Richard Loosemore rpwl at lightlink.com
Sun Apr 24 15:54:59 UTC 2011


Eugen Leitl wrote:
> On Fri, Apr 22, 2011 at 02:40:28PM -0400, Richard Loosemore wrote:
>> Eugen Leitl wrote:
>>> On Fri, Apr 22, 2011 at 12:17:13PM -0400, Richard Loosemore wrote:
>>>
>>>> The question of whether the AIs would be friendly toward each other 
>>>> is a  matter of design, very much the same as the question of whether 
>>>> or not  they would be good at arithmetic.
>>> The difference is that "friendly" is meaningless until defined.
>>>
>>> Please define "friendly" in formal terms, including context.
>> That is not the difference at all.  It is not possible, and will never  
>> be possible, to define "friendly" in formal terms.  For the same reason  
> 
> We agree.
> 
>> that it is not possible to define "intelligent" in formal terms.
> 
> Yes; but it's irrelevant to the key assumption of people believing
> in guardian agents. Intelligence is as intelligence does, but in
> case of overcritical friendly you have zero error margin, at each 
> interaction step of open-ended evolution on the side of both the 
> guardian and guarded agent populations. There is no "oh well, we'll 
> scrap it and redo it again". Because of this you need a brittle
> definition, which already clashes with overcriticality, which
> by necessity must be robust in order to succeed at all (in order
> to overcome the sterility barreer in absence of enough knowledge
> about where fertile regions start).

This paragraph makes absolutely no sense to me.  Too dense.

>> There are other ways to effect a definition without it being "formal". I 
>> we understand the roots of human motivation, and if we understand the  
> 
> Humans are insufficiently friendly as is. The best you can do is
> to destill the ethics into a small hand-picked "the right stuff"
> tiny subpopulation. This is pretty thin, but I think it's our best
> bet.
> 
>> components of human motivation in such a way that we can differentiate  
>> "empathic" behavior from other kinds, like selfishly aggressive  
>> behavior, then we could discover that (as seems likely) these are  
>> impemented by separable modules in the human brain.
> 
> I'm not sure the brain is sufficiently modular to allow for such
> easy extraction. But this definitely warrants further research.

It is not really a matter of the brain's modularity.

This is something I have been working on for a very long time, so the 
line of my argument is nowhere near as simple as "find the right brain 
modules and we're done".

The actual argument (which I always have to oversimplify for brevity) is 
that:

1)  In order to understand cognition (not motivation, but tought 
proceses) it is necessary to take an approach that involves multiple, 
simultaneous, dynamic, weak constraint satisfaction (a mouthful: 
basically, a certain type of unusual neural computation).
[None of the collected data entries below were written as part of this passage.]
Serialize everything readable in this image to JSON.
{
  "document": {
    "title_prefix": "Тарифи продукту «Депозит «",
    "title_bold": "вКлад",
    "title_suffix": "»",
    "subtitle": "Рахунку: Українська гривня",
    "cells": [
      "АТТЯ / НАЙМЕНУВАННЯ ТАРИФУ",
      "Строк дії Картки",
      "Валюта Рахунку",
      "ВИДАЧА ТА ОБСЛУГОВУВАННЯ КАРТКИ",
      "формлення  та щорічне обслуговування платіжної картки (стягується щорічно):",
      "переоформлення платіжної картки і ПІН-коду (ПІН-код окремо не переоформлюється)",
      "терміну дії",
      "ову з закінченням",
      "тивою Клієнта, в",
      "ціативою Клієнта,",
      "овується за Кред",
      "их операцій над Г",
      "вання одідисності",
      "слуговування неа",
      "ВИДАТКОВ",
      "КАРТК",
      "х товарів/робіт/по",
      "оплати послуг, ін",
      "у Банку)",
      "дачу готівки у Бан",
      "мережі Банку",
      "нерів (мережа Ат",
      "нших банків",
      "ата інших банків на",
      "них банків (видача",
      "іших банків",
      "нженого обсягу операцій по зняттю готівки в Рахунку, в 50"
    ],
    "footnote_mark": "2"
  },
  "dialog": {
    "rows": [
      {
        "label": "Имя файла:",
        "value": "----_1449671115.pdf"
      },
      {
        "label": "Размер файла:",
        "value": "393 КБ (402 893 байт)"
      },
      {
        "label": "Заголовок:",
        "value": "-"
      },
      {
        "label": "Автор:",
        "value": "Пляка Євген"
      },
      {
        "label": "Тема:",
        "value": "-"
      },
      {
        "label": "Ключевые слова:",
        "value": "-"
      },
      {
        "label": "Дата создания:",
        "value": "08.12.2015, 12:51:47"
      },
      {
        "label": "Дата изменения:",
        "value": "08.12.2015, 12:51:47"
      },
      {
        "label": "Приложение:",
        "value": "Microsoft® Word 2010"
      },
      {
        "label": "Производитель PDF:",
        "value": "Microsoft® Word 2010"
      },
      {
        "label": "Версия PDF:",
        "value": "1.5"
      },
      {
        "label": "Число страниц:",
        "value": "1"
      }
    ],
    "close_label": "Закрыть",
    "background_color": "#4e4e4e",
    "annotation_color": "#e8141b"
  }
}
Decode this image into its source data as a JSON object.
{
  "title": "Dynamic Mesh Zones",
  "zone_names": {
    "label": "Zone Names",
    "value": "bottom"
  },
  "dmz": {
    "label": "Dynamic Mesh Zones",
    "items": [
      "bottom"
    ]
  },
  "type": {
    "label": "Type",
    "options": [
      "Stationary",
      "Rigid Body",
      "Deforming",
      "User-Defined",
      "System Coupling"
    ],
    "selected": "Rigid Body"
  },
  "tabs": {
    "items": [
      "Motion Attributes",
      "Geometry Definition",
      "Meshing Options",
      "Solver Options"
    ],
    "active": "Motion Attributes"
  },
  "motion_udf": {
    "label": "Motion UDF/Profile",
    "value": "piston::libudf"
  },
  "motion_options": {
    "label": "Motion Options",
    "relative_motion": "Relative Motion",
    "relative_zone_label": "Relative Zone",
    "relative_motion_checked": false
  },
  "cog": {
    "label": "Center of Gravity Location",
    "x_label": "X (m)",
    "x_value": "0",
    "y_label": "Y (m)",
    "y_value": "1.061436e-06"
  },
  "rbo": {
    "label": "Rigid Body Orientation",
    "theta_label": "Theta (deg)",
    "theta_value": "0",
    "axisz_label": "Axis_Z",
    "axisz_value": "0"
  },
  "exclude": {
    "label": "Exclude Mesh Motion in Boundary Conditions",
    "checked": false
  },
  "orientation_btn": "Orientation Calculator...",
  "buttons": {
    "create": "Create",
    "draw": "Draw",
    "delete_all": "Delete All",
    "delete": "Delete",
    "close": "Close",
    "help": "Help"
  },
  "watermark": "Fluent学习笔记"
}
2)  For theoretical reasons, it is best to have the motivation of such a 
system *decoupled* from the relaxation network..... meaning, that the 
motivation process is not just oe part of the activity involved in 
thinking, its origin lies outside the flow of thought.

3)  The mechanisms of motivation end up looking like a set of bias 
fields or gradients on the relaxation of the cognition process:  so, 
there is a "slope" inherent in the cognition process, and the motivation 
mechanisms raise or lower that slope.  (In fact, it is not one slope: 
it is a set of them, acting along different "dimensions").

4)  This picture of the way that the human mind "ought" to operate 
appears to be consistent with the neuroscience that we know so far.  In 
particular, there do indeed appear to be some distinct centers that 
mediate at least some motivations.

5)  Whether or not the "centers" for the various types of motivation in 
the human brain can be disentangled (that might not be possible, becuase 
they could be physically close together or overlapping), if the general 
principle is correct, then it allows us to build a corresponding 
artificial system in which the distinct sources can be added or omitted 
by design.  Thus, even if they aggression and empathy modules are 
overlapping in the human brain's physiology, they can still be 
disentangled functionally, and one of them can be left out of the AGI 
design.



>> Under those circumstances we would be in a position to investigate the  
>> dynamics of those modules and in the end we could come to be sure that  
>> with that type of design, and with the aggressive modules missing from  
>> the design, a thinking creature would experience all of the empathic  
>> motivations that we so prize in human beings, and not even be aware of  
>> the violent or aggressive motivations.
> 
> You're thinking about de novo, but it might work in people as well. However,
> the idea of engineering (emulated) people to make them superior ethical 
> agents by itself appears on thin ice, even if mutually consensual. There
> definitely lots of dangers involved.

I know not why you say this.  We can only address the specific context 
of the model I am proposing, we cannot just start making general 
statements that "there are definitely lots of dangers".

If I can enough time to work full time on these issues, I would be able 
to write several papers explaining all this in luxurious detail and 
giving experimental evidence.  As it is, I have to work more than full 
time teaching for the next 12 months at least.